= Virginia v. Cherrix =

2006 Commonwealth of Virginia court case

Virginia v. Cherrix is a 2006 court case in which the Commonwealth of Virginia sued to force Starchild Abraham ("Wolf") Cherrix (born June 1990), aged 16 at the time of the court case, to undergo further conventional medical treatment for a highly treatable form of cancer, Hodgkin disease.

Cherrix was diagnosed with the blood cancer and underwent an initial round of chemotherapy in 2005. When he was told in early 2006 that he needed further treatment, he and his parents rejected any further use of chemotherapy because of the side effects. His parents were accused by the state of medical neglect of their child. The lower court decided against the parents, but the decision was overturned on appeal and the parties reached a compromise in a consent decree, in which Cherrix would receive treatment from a board-certified specialist of the parents' choice.

The case resulted in a new law, dubbed Abraham's Law, that increased the rights of patients aged 14 to 17 in Virginia to refuse medical treatment.

Cherrix reached the age of majority in June 2008, and has been free to pursue or reject treatment without legal oversight since then, like any other adult. As of 2017, Cherrix was alive, had decided to pursue evidence-based medicine rather than ineffective alternative medicine products, and had achieved a remission after receiving a stem cell transplant.

== Initial treatment ==

Cherrix was diagnosed with Hodgkin's disease in 2005. Hodgkin's disease is a highly treatable, even curable, type of lymphoma; 96% of young patients survive at least five years after conventional treatment. He initially received one round of chemotherapy, a standard medical treatment with significant, although mostly temporary, side effects, such as fatigue, weakness, and hair loss. Cherrix said later that the side effects were so severe that he had wished he were dead during treatment.

== Court case ==
In 2006, when the cancer returned, Cherrix and his parents rejected further conventional treatment. Then he went to Mexico to receive Hoxsey Therapy (an herbal concoction based on the plants eaten by a horse with a cancerous growth in the 19th century), which has been illegal in the United States since 1960, after it was proven to be ineffective.

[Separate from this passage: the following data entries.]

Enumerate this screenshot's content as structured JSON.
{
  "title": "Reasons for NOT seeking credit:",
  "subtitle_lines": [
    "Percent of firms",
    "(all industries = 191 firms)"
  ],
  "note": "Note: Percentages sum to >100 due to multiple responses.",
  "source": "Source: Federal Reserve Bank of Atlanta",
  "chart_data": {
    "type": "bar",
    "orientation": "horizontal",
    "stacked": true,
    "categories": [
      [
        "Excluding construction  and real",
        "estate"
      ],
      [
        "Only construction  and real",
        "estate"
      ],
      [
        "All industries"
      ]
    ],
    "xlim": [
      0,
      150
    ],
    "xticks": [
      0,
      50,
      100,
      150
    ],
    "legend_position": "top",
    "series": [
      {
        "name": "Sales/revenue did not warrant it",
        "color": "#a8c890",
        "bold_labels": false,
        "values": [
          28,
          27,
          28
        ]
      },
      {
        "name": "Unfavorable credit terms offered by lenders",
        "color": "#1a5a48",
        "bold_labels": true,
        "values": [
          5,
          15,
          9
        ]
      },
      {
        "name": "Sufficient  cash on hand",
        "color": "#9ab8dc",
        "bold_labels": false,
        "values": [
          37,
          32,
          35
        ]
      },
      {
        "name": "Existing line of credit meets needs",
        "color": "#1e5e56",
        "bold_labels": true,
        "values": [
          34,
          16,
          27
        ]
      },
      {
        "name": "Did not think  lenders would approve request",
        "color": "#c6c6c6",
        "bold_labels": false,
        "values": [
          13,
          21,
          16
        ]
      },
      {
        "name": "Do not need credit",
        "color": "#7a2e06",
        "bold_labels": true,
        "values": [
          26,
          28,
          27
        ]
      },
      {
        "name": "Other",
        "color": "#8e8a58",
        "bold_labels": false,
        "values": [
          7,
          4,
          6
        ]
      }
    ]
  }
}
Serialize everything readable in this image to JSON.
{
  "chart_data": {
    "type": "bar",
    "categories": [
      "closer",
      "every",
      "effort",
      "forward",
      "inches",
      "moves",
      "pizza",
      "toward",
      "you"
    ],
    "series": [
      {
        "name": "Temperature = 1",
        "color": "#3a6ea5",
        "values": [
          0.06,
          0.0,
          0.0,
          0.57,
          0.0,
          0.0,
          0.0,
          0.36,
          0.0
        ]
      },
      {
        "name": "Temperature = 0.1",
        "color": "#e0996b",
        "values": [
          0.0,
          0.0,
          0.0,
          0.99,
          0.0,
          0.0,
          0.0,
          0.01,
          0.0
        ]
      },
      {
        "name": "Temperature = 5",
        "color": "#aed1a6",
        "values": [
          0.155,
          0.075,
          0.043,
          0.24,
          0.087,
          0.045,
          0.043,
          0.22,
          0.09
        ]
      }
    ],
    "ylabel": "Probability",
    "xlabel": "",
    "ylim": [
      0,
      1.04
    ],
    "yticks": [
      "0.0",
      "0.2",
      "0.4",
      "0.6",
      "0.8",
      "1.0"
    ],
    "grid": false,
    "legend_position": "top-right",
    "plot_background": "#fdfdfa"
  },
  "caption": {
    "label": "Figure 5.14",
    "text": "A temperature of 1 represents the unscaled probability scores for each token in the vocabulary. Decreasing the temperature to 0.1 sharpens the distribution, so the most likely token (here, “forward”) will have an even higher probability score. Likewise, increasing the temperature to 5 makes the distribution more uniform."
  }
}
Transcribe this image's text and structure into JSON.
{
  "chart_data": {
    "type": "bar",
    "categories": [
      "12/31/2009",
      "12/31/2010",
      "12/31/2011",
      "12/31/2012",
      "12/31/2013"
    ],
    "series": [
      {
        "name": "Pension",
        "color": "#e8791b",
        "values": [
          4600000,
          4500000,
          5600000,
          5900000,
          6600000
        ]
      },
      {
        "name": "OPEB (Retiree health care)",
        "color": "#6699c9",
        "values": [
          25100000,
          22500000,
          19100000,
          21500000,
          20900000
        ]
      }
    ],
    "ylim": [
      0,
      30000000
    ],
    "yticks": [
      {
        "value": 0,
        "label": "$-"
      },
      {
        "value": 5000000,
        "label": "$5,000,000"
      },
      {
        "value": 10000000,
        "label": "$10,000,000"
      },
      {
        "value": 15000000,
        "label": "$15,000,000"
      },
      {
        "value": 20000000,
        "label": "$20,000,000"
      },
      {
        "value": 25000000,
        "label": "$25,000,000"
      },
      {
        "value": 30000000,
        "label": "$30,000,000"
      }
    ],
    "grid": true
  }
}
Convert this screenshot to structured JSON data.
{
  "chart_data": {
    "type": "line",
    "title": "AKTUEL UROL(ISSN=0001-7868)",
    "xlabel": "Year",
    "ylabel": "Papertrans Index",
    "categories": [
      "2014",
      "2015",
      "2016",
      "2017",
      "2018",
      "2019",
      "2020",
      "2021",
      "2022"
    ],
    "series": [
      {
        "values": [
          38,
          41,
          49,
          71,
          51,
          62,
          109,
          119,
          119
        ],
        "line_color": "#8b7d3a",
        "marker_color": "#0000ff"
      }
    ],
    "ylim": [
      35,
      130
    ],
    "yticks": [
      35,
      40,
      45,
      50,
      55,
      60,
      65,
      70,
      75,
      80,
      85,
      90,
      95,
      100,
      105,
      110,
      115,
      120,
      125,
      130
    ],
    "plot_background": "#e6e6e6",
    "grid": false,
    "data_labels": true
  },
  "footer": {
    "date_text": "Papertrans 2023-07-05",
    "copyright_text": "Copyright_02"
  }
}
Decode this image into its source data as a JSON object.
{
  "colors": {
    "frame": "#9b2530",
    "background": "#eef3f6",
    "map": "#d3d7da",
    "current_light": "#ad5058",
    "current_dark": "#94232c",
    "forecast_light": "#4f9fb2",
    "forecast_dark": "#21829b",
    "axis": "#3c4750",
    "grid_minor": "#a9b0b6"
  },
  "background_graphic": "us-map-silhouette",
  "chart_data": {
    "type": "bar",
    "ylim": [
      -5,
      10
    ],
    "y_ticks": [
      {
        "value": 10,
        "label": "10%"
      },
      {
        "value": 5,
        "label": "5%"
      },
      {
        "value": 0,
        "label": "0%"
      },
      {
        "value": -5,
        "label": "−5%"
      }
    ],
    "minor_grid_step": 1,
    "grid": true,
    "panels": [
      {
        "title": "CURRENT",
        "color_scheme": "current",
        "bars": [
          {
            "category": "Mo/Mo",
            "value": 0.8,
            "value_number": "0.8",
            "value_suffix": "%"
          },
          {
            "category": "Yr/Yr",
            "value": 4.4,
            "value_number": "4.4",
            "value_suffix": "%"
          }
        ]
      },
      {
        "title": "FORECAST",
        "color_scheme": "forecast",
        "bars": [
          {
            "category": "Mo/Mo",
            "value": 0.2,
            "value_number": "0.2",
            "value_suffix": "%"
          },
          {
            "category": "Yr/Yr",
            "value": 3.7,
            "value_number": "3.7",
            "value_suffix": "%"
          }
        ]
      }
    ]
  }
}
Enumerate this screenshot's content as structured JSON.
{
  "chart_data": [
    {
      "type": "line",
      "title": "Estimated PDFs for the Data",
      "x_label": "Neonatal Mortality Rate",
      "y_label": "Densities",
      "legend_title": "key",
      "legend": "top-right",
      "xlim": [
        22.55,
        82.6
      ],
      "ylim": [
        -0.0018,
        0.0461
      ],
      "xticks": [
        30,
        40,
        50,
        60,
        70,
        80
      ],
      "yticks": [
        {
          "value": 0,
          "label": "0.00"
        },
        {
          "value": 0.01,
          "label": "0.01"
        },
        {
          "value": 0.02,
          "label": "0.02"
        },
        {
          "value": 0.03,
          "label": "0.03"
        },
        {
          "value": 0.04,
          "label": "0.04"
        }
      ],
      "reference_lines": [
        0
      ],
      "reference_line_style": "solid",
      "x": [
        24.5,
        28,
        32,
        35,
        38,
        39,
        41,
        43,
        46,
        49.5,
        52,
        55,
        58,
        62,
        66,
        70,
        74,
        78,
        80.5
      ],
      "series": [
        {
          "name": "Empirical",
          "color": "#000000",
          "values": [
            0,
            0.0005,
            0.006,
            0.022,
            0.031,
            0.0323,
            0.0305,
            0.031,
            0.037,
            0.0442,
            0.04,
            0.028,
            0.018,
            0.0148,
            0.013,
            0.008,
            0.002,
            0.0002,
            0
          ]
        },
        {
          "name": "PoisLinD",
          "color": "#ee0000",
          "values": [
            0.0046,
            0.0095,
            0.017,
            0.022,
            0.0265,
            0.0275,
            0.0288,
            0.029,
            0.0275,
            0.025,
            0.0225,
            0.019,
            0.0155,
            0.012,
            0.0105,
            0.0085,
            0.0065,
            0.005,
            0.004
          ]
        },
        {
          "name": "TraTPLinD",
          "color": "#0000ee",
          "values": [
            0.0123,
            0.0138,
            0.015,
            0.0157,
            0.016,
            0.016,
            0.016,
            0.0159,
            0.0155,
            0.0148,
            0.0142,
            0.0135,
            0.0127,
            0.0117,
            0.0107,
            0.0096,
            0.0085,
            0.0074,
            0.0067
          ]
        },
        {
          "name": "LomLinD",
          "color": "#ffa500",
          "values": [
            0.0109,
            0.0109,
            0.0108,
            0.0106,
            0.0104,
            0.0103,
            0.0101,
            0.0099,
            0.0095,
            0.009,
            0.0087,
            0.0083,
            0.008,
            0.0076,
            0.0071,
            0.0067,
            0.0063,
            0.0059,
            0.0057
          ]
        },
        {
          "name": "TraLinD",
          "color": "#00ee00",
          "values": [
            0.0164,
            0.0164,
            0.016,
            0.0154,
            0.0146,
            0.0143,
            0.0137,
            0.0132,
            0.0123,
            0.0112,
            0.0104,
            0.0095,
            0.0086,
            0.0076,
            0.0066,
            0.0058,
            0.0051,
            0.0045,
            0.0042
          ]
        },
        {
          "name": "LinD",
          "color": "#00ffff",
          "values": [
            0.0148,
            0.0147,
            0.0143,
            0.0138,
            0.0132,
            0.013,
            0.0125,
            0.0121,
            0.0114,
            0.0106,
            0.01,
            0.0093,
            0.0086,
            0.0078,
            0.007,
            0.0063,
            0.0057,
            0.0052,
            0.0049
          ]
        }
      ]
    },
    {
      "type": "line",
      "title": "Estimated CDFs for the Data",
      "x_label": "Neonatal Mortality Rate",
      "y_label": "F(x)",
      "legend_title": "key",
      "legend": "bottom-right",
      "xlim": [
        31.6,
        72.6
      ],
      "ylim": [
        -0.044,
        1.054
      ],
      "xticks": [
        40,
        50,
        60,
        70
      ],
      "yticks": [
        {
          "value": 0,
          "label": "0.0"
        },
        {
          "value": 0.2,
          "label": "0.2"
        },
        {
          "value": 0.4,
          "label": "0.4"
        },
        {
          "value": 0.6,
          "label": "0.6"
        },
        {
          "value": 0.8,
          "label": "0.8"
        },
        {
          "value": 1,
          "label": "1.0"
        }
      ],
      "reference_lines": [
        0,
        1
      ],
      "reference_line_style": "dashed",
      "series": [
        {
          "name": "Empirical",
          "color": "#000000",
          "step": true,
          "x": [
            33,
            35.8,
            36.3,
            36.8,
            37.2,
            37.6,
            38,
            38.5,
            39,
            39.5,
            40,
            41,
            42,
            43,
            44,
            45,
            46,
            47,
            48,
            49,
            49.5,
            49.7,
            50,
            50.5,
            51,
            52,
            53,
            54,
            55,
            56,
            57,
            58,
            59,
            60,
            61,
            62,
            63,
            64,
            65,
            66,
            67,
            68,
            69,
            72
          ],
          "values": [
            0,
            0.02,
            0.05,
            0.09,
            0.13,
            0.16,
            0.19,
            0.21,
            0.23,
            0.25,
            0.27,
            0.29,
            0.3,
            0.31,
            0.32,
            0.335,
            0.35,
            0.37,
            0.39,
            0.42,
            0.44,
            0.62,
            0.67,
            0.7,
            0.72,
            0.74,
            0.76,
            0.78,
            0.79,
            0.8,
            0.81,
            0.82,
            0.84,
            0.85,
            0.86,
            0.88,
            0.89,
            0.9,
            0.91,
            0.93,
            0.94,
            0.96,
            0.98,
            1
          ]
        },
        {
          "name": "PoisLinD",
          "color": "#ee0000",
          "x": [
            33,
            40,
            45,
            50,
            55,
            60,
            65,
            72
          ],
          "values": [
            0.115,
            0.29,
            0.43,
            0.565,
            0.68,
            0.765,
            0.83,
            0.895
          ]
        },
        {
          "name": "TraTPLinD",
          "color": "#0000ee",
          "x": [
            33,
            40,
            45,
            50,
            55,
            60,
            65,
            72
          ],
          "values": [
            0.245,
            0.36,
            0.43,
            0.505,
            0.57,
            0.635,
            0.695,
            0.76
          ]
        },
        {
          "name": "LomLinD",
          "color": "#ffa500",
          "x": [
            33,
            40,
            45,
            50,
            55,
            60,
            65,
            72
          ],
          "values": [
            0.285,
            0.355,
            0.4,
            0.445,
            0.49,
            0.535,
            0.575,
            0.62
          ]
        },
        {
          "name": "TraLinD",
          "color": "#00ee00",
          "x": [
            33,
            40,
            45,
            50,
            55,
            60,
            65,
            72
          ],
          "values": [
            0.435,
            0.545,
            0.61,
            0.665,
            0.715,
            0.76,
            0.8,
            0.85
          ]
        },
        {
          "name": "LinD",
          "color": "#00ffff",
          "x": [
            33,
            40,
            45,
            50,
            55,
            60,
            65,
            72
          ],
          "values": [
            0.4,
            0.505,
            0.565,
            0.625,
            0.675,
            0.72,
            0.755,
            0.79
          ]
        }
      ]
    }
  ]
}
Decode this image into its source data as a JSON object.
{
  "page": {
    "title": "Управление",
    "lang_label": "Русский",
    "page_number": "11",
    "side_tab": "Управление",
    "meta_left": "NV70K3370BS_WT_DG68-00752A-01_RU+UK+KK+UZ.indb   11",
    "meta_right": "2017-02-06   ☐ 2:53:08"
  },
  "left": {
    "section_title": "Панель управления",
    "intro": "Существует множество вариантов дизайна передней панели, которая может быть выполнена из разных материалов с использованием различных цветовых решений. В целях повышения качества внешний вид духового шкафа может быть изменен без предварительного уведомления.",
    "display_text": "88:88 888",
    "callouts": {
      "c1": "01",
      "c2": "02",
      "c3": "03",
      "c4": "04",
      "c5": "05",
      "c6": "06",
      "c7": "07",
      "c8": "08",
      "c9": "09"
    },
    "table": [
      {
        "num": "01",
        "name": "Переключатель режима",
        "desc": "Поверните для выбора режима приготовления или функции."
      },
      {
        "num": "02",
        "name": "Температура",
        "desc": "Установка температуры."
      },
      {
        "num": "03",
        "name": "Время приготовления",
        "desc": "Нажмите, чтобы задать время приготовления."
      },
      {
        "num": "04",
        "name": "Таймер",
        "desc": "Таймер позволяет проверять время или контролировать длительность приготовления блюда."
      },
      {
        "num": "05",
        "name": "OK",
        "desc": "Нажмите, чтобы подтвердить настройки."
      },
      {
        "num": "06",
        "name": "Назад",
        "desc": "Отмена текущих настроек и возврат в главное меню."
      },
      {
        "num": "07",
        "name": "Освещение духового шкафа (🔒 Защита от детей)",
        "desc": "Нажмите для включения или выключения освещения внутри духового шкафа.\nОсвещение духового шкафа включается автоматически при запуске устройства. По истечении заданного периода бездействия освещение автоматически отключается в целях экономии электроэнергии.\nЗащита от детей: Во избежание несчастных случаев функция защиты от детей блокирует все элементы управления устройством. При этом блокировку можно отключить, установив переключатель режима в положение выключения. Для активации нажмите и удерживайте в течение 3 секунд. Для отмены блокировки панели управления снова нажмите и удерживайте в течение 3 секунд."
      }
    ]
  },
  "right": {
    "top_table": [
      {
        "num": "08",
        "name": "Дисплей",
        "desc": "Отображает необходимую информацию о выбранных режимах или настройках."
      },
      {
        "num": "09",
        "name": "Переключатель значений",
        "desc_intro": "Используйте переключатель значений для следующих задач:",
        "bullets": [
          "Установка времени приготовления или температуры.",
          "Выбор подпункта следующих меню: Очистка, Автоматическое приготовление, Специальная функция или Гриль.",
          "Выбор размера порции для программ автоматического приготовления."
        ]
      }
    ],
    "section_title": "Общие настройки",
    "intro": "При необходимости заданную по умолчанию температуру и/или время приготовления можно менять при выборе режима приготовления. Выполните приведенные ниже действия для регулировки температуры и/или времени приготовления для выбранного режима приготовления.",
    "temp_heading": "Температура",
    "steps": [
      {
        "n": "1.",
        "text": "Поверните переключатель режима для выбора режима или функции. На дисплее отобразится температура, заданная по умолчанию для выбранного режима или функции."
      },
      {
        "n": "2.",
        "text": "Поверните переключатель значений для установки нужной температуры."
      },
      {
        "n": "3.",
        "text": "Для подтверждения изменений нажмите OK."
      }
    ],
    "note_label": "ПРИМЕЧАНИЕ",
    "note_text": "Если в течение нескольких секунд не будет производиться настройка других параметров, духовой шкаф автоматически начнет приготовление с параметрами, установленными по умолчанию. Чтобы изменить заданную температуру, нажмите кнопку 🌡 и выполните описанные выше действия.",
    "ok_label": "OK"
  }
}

When Cherrix and his parents refused a second round of chemotherapy, the Accomack County Department of Social Services accused his parents of medical neglect of a child. The court found the parents guilty of medical neglect and ordered Cherrix back into conventional medical treatment.

An appeal to the circuit court reversed the decision and resulted in a consent decree in August 2006 that permitted Cherrix to receive treatment from a board-certified radiation oncologist chosen by Cherrix's parents, with a requirement to regularly update the court about the treatments and the outcome. The radiation oncologist they chose had an interest in alternative cancer therapies, and the treatment included low-dose, targeted radiation therapy as well as a restrictive diet and various vitamins. Cherrix cycled in and out of needing treatment for several years, as tumors kept reappearing in different parts of his body.

In June 2008, Cherrix celebrated his 18th birthday and the end of the requirement to report his medical condition to the courts.

== Later treatment ==
The unconventional treatment approach did not produce a durable remission, and eventually Cherrix had received the maximum possible amount of radiation. By 2015, he was suffering from extreme fatigue, pain, and other problems, including iatrogenic scarring in his lungs from the radiation.

He switched to a different oncologist and started receiving brentuximab vedotin, which had been approved by the FDA for the treatment of Hodgkin disease in August 2011, to reduce the tumor burden and the daily symptoms caused by the cancer. After he improved, he achieved remission after receiving high-dose chemotherapy and stem cell transplant in August 2016.

As of February 2024, he is 33 years old and has been cancer free for many years.

== Resulting state law ==
As a result of Cherrix case, the Virginia legislature enacted "Abraham's Law" in 2007, which amended § 63.2-100 of the Code of Virginia to permit parents to refuse medical treatment or to choose alternative treatments for adolescents aged 14 to 17 with a life-threatening medical condition, if the teenager seems to be mature, both the parents and the child have considered the treatment options available to them, and all agree that their choice is in the teen's best interest.

==Similar cases==
In May 2009, a judge in the state of Minnesota ruled that Daniel Hauser, age 13, has been "medically neglected" as a result of his parents' refusal to allow him to receive chemotherapy for Hodgkin's lymphoma, the same disease at issue in Virginia v. Cherrix. The likelihood of a cure with the typical treatment of three rounds of chemotherapy is 85–90%; without treatment, patients die. Unlike Cherrix, Hauser was determined to have a "rudimentary understanding at best" of his condition; he did not even know how to read. After one chemotherapy treatment, the Hauser family refused to continue. The mother and her son fled the state, and a Minnesota district judge issued a felony arrest warrant. Daniel was distressed by the side effects of chemotherapy, and his mother told the court that she preferred natural healing and that they would both resist court orders to provide it. They returned from California five days later, and Daniel underwent conventional treatment, which appears to have cured his cancer.